At long last, POLAR appears ready for operation, and is deployed to its new home
in Pine Bluff, Wisconsin, and the Pine Bluff Observatory (PBO). PBO is a small astronomical installation run by the University of Wisconsin-Madison Astronomy Department. Many important systematic effects are noticed, and many months are
spent debugging the instrument. First light is roughly in December, 1998.
Also in 1999, Nate Stebor writes his undergraduate thesis on CMB polarization, and Brian Keating earns his doctorate for work on POLAR and CMB polarization theory.
- March 2000
After considerable debugging, POLAR is deemed ready for concerted observations,
although still only possessing a single frequency band of 26-36 GHz.

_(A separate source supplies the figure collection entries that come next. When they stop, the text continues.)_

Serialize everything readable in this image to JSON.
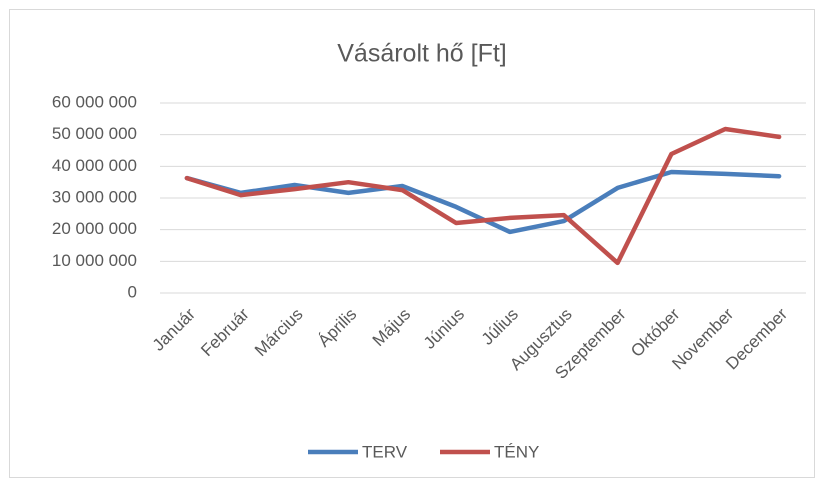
{
  "chart_data": {
    "type": "line",
    "title": "Vásárolt hő [Ft]",
    "categories": [
      "Január",
      "Február",
      "Március",
      "Április",
      "Május",
      "Június",
      "Július",
      "Augusztus",
      "Szeptember",
      "Október",
      "November",
      "December"
    ],
    "series": [
      {
        "name": "TERV",
        "color": "#4a7ebb",
        "values": [
          36300000,
          31600000,
          34100000,
          31600000,
          33800000,
          27200000,
          19300000,
          22700000,
          33200000,
          38200000,
          37600000,
          36900000
        ]
      },
      {
        "name": "TÉNY",
        "color": "#c0504d",
        "values": [
          36300000,
          30900000,
          32800000,
          35000000,
          32500000,
          22100000,
          23700000,
          24600000,
          9500000,
          43900000,
          51800000,
          49300000
        ]
      }
    ],
    "ylim": [
      0,
      60000000
    ],
    "yticks": [
      0,
      {
        "value": 10000000,
        "label": "10 000 000"
      },
      {
        "value": 20000000,
        "label": "20 000 000"
      },
      {
        "value": 30000000,
        "label": "30 000 000"
      },
      {
        "value": 40000000,
        "label": "40 000 000"
      },
      {
        "value": 50000000,
        "label": "50 000 000"
      },
      {
        "value": 60000000,
        "label": "60 000 000"
      }
    ],
    "grid": true,
    "legend": "bottom"
  }
}
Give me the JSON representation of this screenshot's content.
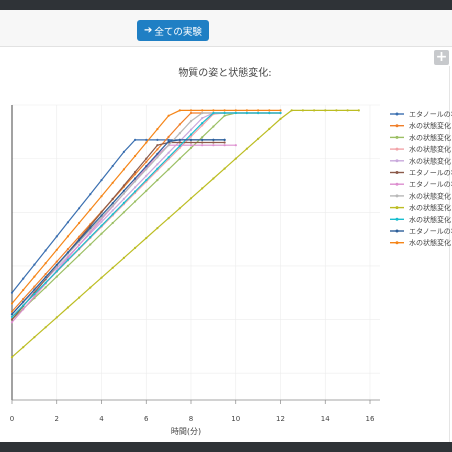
{
  "toolbar": {
    "all_experiments_label": "全ての実験",
    "expand_icon": "plus-icon"
  },
  "chart_data": {
    "type": "line",
    "title": "物質の姿と状態変化:",
    "xlabel": "時間(分)",
    "ylabel": "",
    "xlim": [
      -0.5,
      16.5
    ],
    "ylim": [
      -10,
      100
    ],
    "x_ticks": [
      0,
      2,
      4,
      6,
      8,
      10,
      12,
      14,
      16
    ],
    "grid": true,
    "legend_position": "right",
    "series": [
      {
        "name": "エタノールの状態変化",
        "color": "#3a6fb0",
        "end": 9.5,
        "boil": 87,
        "start": 30,
        "rate": 10.5
      },
      {
        "name": "水の状態変化",
        "color": "#f07f2a",
        "end": 12,
        "boil": 97,
        "start": 23,
        "rate": 9.3
      },
      {
        "name": "水の状態変化",
        "color": "#9bbf63",
        "end": 12,
        "boil": 97,
        "start": 20,
        "rate": 8.0
      },
      {
        "name": "水の状態変化",
        "color": "#f2a3a8",
        "end": 12,
        "boil": 97,
        "start": 21,
        "rate": 8.4
      },
      {
        "name": "水の状態変化",
        "color": "#c9a9dc",
        "end": 12,
        "boil": 97,
        "start": 22,
        "rate": 8.6
      },
      {
        "name": "エタノールの状態変化",
        "color": "#8b5a4a",
        "end": 9.5,
        "boil": 86,
        "start": 20,
        "rate": 10.0
      },
      {
        "name": "エタノールの状態変化",
        "color": "#dd8ecf",
        "end": 10,
        "boil": 85,
        "start": 19,
        "rate": 9.6
      },
      {
        "name": "水の状態変化",
        "color": "#b8b8b8",
        "end": 12,
        "boil": 97,
        "start": 22,
        "rate": 9.0
      },
      {
        "name": "水の状態変化",
        "color": "#bcbd22",
        "end": 15.5,
        "boil": 98,
        "start": 6,
        "rate": 7.4
      },
      {
        "name": "水の状態変化",
        "color": "#17becf",
        "end": 12,
        "boil": 97,
        "start": 21,
        "rate": 8.5
      },
      {
        "name": "エタノールの状態変化",
        "color": "#2d5f9a",
        "end": 9.5,
        "boil": 87,
        "start": 22,
        "rate": 9.2
      },
      {
        "name": "水の状態変化",
        "color": "#f58518",
        "end": 12,
        "boil": 98,
        "start": 26,
        "rate": 10.0
      }
    ]
  }
}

After a mere three months of observations through the unstable spring of 2000, POLAR is shut down for the summer. The decision is made to mate the radiometer
to the newly constructed COMPASS telescope, possessing a 2.6 meter primary dish
that allows exploration of CMB polarization at smaller angular scales where the
signal is thought to be higher. The spring of 2000 was thus POLAR's only season of large angular-scale observations. COMPASS takes its first data in the following year.
- June 2000-July 2001
Intensive analysis efforts are performed by Brian Keating and Chris O'Dell,
although Dr. Keating is performing this work as a post-doc at Caltech in his spare time. The analysis is slow going, and a nasty offset is discovered in the data.
Two analysis "ringers" are brought in from the outside, Max Tegmark and Angelica de Oliveira-Costa. The work accelerates. After discovering how to effectively treat the offset, a new upper limit on large angular scale polarization is set, roughly at the level of 10 µK.